In response, the witness told the court that the document represents one of those evidences received at the stock exchange during investigation.
He said that when the accused claimed that the Oyo State shares were sold in bulk, the commission decided to embark on investigations to determine if the shares were actually a bulk sale.
He said that the commission discovered that the stock exchange was also investigating the matter and making recoveries.
He added that when they discovered that the commission had taken over the case, they remitted their recoveries to them.
Justice Mohammed Idris has adjourned until May 31 for continuation of trial.

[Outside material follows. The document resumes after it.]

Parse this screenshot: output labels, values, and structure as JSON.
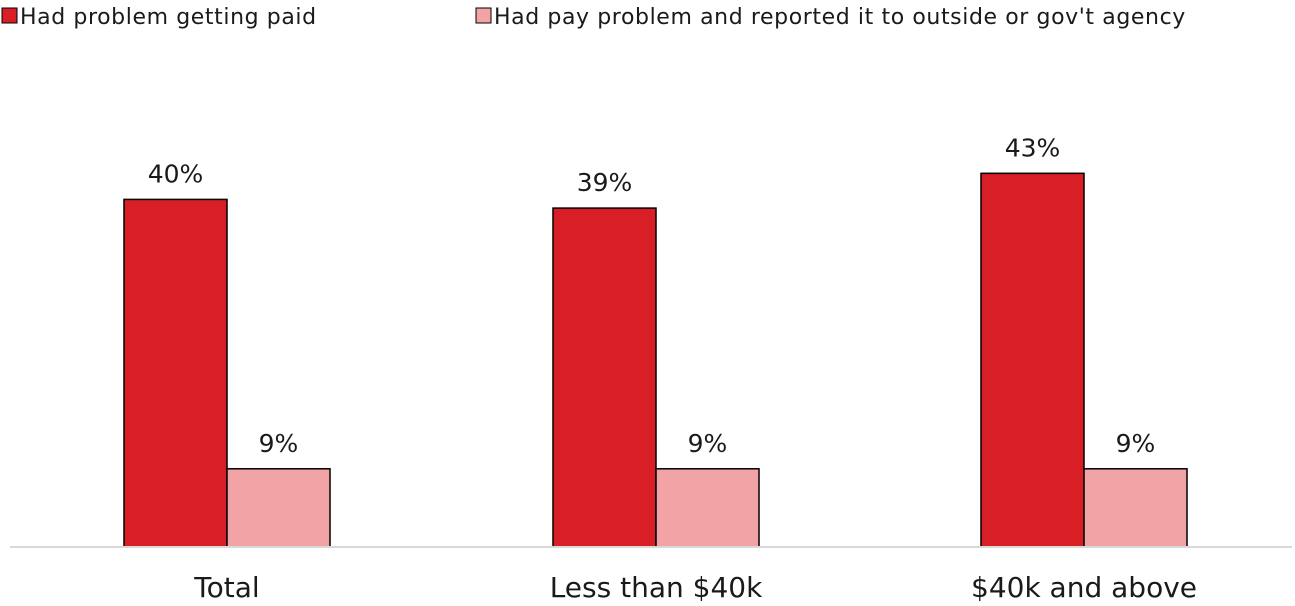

The accused were charged with conspiring to siphon and launder N4.7 billion from the coffers of Oyo State Government.
The EFCC also accused them of converting N1.9 billion belonging to the state for their personal use through the account of a company known as Heritage Apartments Ltd.
The anti-graft agency claimed that the accused retained the money sometime in 2007 in spite of their knowledge that it was proceeds from a criminal activity.
Ladoja was accused of removing £600,000 pounds from the state coffers in 2007, and sent to his daughter, Bimpe, in London.
In addition, the ex-governor was accused of converting N42 million belonging to the state for his personal use and subsequently used same to purchase an armoured Land Cruiser.
The EFCC added that Ladoja converted N728 million and N77 million at different times in 2007 for his personal use, and transferred same to Bistrum Investments for the purchase of a property in Ibadan.
The offences contravened the provisions of Sections 14, 16, 17 (a) and 18 (1) of the Money Laundering (Prohibition) Act, 2004, according to the EFCC.